The proposal for the Point at Six Corners calls for 265 market-rate apartments and 237 parking spaces atop 50,000 square feet of retail space, according to 45th ward Alderman John Arena, who represents the area where the building is being proposed.
About 80 of the apartments will be traditional “independent living” homes, but the rest will be designed for either assisted living or memory care for residents with dementia, according to Owen Brugh, the alderman’s chief of staff.
Ryan Companies, whose portfolio includes four senior-living facilities across four different states, will manage the apartments, Brugh said.
“With the aging baby boomer population, the market for senior living has really increased,” Brugh said. “There are seniors who want to retire in the city, whether they live there now or they’re empty nesters who raised kids in the suburbs and want to come back for the amenities.”
Representatives for the Ryan and Clark Street have declined to provide more details before their public presentation scheduled for June 21.
The new plan represents Clark Street’s second pass at developing the pie-slice parcel between Irving Park Road and Milwaukee Avenue.
The developer paid $10 million for the property in June 2014 and proposed a single-story retail mall anchored by a grocery chain and clothing outlet. After the city approved the plan in 2016, workers razed a decades-old bank building on the site and dug a foundation, but the project stalled when the property owner struggled to find tenants.
Since summer 2016, the site has remained a block-sized crater hemmed by chain-link fences.
While looking forward to the project, area property owners and renters are wary of another fake-out, according to Tim Ryan, president and managing broker of Monarch Realty Corp.
“We’re all kind of waiting to see whether it can be can be done,” said Ryan, who lives in Portage Park and sits on the Six Corners Association’s economic vitality committee.
“We always want to know is whether they have the financing in place to begin at least the first couple phases of the project, and whether they have a clear path going forward. No one wants to see a developer walk away from a half-built shell because the winds of the economy have changed.”
Once one of Chicago’s busiest retail districts, the Six Corners area suffered a steep decline starting in the 1970s, and this month’s closure of the city’s last Sears outlet at 4720 West Irving Park throws the neighborhood even deeper into flux.
But the district’s retail strength has also resurged post-recession, as an influx of young professionals has sent new demand cascading up the city’s northwest side Blue Line corridor.

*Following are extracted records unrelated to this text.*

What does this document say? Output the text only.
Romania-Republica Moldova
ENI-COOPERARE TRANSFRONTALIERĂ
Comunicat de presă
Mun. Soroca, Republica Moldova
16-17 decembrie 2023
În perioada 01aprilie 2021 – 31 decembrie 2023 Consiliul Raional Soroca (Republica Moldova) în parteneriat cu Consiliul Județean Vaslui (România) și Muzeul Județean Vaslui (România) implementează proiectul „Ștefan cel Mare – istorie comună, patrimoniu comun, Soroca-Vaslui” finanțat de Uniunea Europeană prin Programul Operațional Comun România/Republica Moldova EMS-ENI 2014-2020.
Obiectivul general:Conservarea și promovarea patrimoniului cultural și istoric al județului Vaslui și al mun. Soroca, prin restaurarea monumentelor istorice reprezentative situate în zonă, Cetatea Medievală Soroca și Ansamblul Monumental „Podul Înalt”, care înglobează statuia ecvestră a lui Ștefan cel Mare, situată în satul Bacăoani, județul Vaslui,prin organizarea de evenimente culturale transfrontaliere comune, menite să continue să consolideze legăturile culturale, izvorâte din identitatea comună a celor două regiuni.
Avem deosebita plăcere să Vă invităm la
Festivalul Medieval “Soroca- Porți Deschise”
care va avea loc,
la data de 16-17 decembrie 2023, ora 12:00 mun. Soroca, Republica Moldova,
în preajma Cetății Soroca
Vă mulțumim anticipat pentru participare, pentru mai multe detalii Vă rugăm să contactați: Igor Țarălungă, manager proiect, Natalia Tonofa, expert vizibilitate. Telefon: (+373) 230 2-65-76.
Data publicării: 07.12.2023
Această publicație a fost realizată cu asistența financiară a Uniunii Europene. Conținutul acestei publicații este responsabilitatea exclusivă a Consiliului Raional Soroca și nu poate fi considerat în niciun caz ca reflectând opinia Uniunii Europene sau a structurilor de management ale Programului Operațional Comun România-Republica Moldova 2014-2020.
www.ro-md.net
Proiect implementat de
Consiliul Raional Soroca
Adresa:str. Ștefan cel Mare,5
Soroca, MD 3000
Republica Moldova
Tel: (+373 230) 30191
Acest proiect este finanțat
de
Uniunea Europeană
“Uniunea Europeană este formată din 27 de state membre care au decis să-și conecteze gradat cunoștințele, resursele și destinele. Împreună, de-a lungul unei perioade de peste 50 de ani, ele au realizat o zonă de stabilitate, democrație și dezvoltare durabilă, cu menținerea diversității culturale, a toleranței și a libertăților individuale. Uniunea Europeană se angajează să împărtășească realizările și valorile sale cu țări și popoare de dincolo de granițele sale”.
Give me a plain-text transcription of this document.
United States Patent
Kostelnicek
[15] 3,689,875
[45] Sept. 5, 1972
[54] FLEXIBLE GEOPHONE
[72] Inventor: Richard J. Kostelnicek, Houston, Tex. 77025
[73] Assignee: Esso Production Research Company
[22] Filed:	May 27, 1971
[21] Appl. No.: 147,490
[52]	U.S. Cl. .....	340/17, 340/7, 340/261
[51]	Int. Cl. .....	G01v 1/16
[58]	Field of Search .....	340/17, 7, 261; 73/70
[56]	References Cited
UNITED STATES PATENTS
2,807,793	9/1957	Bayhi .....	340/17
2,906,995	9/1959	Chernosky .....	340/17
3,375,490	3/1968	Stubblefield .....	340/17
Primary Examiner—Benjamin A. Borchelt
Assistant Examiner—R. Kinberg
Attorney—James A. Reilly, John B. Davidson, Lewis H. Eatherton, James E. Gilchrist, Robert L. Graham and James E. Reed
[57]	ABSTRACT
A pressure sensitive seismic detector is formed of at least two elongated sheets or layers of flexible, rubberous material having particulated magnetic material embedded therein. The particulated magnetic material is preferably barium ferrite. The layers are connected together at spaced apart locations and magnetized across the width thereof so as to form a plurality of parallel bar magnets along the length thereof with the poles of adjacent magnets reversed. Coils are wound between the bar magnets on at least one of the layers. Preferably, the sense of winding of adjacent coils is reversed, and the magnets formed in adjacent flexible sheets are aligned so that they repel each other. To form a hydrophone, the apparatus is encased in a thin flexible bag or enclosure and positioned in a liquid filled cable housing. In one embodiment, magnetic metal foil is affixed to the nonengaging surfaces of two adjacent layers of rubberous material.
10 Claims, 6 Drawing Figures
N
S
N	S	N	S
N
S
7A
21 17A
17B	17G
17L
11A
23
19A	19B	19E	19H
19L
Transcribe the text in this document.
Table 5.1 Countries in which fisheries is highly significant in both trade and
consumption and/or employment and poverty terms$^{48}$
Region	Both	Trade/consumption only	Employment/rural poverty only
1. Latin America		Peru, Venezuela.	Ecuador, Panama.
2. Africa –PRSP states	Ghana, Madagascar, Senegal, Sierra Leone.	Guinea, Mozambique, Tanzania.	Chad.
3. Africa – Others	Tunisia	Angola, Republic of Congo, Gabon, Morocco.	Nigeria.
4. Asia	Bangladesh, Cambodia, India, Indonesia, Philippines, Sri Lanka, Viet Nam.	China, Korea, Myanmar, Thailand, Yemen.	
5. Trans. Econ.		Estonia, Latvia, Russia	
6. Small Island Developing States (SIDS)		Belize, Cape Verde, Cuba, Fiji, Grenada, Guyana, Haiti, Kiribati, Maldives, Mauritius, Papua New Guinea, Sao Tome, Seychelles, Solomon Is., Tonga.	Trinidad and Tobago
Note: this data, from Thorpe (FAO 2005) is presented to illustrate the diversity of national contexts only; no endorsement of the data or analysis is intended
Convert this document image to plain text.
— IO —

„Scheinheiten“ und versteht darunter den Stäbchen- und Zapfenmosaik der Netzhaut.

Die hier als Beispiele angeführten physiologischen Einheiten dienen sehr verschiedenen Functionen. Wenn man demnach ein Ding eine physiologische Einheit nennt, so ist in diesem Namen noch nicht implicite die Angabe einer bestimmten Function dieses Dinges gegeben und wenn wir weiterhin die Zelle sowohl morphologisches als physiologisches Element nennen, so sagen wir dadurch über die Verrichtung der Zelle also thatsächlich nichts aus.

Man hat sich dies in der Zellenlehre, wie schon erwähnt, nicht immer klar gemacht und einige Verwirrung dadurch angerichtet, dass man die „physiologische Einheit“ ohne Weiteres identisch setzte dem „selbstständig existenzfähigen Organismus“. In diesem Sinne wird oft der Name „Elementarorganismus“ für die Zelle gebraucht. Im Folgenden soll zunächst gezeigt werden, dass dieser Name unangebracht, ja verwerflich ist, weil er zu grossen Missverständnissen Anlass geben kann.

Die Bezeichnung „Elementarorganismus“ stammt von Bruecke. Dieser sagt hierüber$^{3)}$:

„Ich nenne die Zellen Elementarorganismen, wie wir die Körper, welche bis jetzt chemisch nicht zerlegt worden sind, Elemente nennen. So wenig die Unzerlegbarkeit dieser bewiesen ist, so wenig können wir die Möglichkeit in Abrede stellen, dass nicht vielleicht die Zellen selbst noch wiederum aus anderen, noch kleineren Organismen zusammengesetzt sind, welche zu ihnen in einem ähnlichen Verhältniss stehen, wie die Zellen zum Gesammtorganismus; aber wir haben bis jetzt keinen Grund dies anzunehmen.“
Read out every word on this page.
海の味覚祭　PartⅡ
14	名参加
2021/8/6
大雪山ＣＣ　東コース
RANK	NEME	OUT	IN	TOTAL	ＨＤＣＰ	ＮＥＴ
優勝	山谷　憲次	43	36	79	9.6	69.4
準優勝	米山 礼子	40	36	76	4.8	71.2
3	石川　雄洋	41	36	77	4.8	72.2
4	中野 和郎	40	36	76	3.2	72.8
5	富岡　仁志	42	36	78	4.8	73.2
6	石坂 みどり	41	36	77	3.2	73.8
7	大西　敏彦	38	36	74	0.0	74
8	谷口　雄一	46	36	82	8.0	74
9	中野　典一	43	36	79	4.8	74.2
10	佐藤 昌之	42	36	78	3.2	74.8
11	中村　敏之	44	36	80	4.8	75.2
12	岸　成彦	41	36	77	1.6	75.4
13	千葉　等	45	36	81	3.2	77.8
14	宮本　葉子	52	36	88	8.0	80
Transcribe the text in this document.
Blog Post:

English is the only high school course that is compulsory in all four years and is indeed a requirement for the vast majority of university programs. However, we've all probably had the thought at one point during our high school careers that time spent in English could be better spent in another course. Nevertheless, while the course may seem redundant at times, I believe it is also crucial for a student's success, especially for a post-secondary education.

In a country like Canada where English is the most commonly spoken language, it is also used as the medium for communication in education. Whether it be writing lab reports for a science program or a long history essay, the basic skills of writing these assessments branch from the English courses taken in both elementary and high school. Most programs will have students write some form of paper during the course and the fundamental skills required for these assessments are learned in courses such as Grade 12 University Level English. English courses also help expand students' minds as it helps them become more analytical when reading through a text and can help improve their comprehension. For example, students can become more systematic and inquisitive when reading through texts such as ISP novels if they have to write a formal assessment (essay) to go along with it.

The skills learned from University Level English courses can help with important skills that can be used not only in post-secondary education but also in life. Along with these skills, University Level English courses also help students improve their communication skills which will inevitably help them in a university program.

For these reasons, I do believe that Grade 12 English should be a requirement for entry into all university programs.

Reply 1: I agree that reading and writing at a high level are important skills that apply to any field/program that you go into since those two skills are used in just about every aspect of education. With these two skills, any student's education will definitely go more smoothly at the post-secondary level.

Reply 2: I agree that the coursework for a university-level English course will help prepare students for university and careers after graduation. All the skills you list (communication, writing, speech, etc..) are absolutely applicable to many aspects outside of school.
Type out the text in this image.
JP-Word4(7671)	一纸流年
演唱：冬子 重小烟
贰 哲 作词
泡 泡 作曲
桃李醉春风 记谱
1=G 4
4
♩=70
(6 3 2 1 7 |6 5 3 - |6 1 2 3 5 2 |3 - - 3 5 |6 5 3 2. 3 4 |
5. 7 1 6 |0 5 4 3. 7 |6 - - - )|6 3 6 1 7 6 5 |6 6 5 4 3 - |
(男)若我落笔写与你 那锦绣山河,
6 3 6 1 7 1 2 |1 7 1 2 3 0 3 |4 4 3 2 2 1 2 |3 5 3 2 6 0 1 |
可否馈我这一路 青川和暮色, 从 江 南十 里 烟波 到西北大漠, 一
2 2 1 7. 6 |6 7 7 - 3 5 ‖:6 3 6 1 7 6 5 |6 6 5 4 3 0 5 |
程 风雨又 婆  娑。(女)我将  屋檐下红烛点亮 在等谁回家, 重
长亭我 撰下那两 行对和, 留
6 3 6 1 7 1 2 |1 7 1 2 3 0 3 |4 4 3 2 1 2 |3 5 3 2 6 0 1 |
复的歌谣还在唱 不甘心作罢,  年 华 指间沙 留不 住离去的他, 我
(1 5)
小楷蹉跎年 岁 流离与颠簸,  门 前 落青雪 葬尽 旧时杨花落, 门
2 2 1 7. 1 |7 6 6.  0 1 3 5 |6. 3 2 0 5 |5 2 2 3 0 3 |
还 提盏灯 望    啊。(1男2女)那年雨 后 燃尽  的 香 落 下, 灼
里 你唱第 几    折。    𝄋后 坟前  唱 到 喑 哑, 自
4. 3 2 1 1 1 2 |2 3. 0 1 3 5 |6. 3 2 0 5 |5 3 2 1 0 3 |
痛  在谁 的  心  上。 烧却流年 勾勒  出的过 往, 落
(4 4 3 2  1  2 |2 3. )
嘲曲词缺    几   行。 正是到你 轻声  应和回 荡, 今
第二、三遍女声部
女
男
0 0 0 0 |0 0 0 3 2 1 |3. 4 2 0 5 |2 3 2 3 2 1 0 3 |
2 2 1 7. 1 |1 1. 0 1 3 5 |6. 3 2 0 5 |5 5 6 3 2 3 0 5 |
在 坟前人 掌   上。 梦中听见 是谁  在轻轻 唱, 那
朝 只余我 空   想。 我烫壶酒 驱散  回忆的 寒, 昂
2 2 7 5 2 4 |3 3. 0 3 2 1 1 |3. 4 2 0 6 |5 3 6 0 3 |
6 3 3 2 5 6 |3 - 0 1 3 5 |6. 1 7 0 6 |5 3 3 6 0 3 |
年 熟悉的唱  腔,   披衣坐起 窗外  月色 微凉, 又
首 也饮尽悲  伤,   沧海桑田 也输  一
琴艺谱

Since 2014, 45 new businesses have opened inside the district’s officially-marked boundaries, according to Kelli Wefenstette, director of the Six Corners Association. And Ryan said retail vacancies within a mile radius of the intersection have roughly halved since 2015.
That trend can only accelerate if the Point is seen through to completion, Ryan said.
Six Corners “is so far west that it’s been off the map for a while, but we’re seeing a lot of commercial opportunities now that are supported by this growing residential base,” Ryan said. “And if you have elderly people moving in, then their families are going to visit, and inevitably, they’re going to be spending their money somewhere.”